I am currently reading slides about the $k$-means algorithm. In the analysis, the professor writes

Minimize Schwarz Criterion: $W(C) + \lambda m k \log R$

$W(C)$ is Within-class scatter. I guess $\lambda$ is a weighting factor which has to be chosen by the developer and $k$ is the number of clusters. But what is $m$ and what is $R$?

Martin Thoma
  • 18,880
  • 35
  • 95
  • 169

1 Answers1

1

See also this StackExchange post. The Schwarz criterion, or BIC, is very general, so the question is, "how does this formula apply the BIC to $k$-means?"

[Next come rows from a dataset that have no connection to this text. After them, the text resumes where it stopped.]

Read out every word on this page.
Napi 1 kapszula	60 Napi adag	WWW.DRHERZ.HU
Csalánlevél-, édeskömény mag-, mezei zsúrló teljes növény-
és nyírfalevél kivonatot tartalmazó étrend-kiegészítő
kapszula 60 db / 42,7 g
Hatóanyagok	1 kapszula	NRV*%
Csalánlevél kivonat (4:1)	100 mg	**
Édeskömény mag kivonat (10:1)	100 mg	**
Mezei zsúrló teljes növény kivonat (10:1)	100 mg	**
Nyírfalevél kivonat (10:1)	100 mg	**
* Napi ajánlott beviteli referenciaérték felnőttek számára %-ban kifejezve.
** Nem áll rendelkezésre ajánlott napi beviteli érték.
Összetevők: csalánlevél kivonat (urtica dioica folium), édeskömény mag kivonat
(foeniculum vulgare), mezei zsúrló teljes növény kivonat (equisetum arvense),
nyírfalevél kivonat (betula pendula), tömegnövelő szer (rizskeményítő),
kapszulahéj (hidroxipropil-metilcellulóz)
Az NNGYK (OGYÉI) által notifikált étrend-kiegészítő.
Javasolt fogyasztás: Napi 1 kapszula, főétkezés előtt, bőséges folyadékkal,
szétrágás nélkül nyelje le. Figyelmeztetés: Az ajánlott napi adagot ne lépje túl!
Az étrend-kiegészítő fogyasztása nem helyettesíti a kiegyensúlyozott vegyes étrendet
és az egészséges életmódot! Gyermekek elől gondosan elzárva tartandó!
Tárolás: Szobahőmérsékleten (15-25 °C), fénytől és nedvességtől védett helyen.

The Wikipedia page on Bayesian Information Criterion (BIC) uses this definition of BIC:

$$BIC = -2 \ln \hat{L} + \kappa \ln {n}$$

where:

  • $n$ is the #observations
  • $\kappa$ is the #free parameters (I use Greek $\kappa$ to distinguish from your $k$)
  • $\hat{L}$ is the maximized likelihood after fitting parameters

Pelleg and Moore (2000) use $R$ for the #observations. Assuming your professor does to, that means:

  • $\kappa = \lambda m k$, the # free parameters.
  • $W(C) = -2 \ln \hat{L}$

So, what are $\lambda$ and $m$? I can't tell which is which, but it has to come out something like this:

  • $k$ is the number of clusters [as you say]
  • $\lambda$ is the number of dimensions (columns) in the data
  • $m$ is the number of parameters to estimate for each dimension (2 for the usual Gaussian: mean and variance).

It makes sense that $W(C)$, the "within-class scatter" would be measured by log likelihood. Note, $W(C)$ has to sum the log likelihood for all clusters.

ctwardy
  • 216
  • 1
  • 3